По результатам доклада Буша в Америке был создан Национальный научный фонд. И были переформатированы научные программы в министерстве обороны, в других министерствах и ведомствах. Важная мысль, которая содержалась у Буша: нужно создать базовые функциональные условия для того, чтобы наука запустила потом механизм саморазвития. Понятно, что надо обеспечить инструменты контроля, потому что деньги на науку государство выделяет существенные. Основным инструментом контроля был и остается бюджетный процесс: научные бюджеты основных ведомств проходят слушания в профильных комитетах Конгресса. И все руководство крупных институтов, равно как и крупных научных программ, там регулярно отчитывается. А вот в самом научном сообществе царит полная самоорганизация. Внутри фондов научные программы оцениваются самими учеными, ученые сами определяют условия профессионального роста и уровень квалификации. Это работает не только в Штатах, это работает в Европе, это работает сейчас в развивающихся странах. Но не у нас. В России по-прежнему бюджет варится сам по себе, агентства — сами по себе, министерства и ведомства — сами по себе.

Следующий этап развития научной политики в мире связан с созданием в 1961 году Организации экономического сотрудничества и развития (ОЭСР). Возникшая на волне спутника и полета Гагарина в космос, ОЭСР стала крупным аналитическим центром по научной, технологической и инновационной политике. Именно там собирались самые блестящие ученые и практики — все, кто хотел поднять науку, крупные научные проекты. Представления о том, что такое государственная научная политика, были расширены. ОЭСР подготовила целый ряд документов и материалов, определяющих, что нужно делать, если вы хотите подчинить часть задач развития науки повышению конкурентоспособности отдельных компаний, отраслей и в целом конкурентоспособности страны.

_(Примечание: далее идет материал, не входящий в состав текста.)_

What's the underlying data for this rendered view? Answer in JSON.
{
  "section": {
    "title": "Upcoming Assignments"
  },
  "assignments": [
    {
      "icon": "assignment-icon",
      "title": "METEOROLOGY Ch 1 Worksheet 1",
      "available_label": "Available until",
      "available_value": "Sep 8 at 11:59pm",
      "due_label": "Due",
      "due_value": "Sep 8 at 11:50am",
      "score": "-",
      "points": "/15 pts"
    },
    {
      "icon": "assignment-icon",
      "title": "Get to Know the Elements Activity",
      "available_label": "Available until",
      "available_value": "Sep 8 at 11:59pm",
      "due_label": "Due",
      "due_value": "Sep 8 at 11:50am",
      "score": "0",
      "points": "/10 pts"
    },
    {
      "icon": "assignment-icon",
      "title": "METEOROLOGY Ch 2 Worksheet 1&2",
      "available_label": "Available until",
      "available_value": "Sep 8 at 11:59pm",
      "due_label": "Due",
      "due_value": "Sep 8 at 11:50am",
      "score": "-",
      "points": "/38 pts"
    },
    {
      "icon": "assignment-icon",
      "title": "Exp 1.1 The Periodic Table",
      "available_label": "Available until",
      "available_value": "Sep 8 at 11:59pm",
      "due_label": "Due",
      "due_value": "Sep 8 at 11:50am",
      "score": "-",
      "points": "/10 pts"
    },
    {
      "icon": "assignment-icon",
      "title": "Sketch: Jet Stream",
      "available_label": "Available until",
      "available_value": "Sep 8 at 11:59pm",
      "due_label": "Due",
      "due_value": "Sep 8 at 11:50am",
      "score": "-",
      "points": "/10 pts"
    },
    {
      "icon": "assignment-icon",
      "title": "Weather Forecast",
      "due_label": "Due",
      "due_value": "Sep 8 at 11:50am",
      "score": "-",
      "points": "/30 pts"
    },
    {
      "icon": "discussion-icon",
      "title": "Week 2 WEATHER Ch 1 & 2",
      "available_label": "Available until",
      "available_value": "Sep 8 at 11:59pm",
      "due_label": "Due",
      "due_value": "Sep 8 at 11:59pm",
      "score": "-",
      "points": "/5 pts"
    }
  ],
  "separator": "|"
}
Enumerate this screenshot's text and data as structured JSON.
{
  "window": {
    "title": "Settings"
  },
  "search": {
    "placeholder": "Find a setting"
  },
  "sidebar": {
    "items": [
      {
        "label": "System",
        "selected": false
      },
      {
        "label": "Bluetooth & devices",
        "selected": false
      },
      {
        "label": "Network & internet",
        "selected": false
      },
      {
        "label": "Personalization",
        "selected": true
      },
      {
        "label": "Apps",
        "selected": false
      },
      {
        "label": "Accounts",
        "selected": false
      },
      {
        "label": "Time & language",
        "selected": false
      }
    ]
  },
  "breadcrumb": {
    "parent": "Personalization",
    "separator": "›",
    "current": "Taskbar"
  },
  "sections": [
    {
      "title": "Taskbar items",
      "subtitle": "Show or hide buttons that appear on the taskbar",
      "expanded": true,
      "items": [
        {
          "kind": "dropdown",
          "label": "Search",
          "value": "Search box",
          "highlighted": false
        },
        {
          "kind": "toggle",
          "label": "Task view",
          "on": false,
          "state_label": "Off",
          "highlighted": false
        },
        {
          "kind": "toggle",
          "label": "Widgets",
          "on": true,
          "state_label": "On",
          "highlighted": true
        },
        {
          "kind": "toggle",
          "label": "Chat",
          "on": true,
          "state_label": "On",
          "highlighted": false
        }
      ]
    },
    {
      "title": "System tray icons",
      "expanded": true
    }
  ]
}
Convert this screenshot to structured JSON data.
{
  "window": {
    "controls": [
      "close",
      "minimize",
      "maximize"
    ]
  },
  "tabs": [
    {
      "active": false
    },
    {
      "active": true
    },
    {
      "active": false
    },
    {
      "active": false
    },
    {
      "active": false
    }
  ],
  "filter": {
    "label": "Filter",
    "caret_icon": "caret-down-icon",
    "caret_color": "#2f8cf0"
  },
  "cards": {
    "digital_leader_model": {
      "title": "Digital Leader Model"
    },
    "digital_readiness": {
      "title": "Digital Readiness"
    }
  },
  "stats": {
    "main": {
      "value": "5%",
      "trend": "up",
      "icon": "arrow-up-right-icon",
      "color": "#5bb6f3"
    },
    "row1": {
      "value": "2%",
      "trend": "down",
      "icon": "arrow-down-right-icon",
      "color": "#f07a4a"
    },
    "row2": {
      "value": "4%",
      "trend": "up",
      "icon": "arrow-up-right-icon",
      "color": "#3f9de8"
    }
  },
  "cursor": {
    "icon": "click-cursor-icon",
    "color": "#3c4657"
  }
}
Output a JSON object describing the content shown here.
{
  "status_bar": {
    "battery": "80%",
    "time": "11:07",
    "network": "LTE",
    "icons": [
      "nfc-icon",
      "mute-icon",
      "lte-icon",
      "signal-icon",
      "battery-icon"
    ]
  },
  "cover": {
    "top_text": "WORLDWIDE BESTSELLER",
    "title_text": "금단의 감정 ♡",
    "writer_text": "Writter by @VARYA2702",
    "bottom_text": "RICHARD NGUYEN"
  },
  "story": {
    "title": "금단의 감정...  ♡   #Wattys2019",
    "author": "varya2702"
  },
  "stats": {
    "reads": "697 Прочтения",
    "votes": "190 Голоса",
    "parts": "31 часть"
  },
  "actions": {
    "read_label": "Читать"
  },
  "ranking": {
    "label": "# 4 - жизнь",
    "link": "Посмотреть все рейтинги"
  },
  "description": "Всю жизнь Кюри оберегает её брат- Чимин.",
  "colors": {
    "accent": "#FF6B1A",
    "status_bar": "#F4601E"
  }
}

Есть представление — у нас оно очень сильно укоренено, — что существует дисперсия разных научных групп, институтов, лабораторий, разбросанность по ведомствам, наличие разных целей и задач. Отсюда вроде бы закономерно возникает идея единой научной политики, которая выстраивала бы единый стройный фронт научной работы. Я бы с этим поспорила.  Есть некие общие принципы, которые, так или иначе, могут мобилизовать ученых и инженеров на решение общих задач. И, как правило, это приоритеты политического уровня. Скажем, приоритет, который объявлен президентом Джоном Кеннеди в сентябре 1961 года: до конца десятилетия американцы высадятся на Луне. Это звучало абсолютно нереально и тем не менее было сделано. Были собраны в кулак серьезные силы для прорыва по многим направлениям, и это дало стимул для развития большого ряда областей научных исследований на долгие годы вперед.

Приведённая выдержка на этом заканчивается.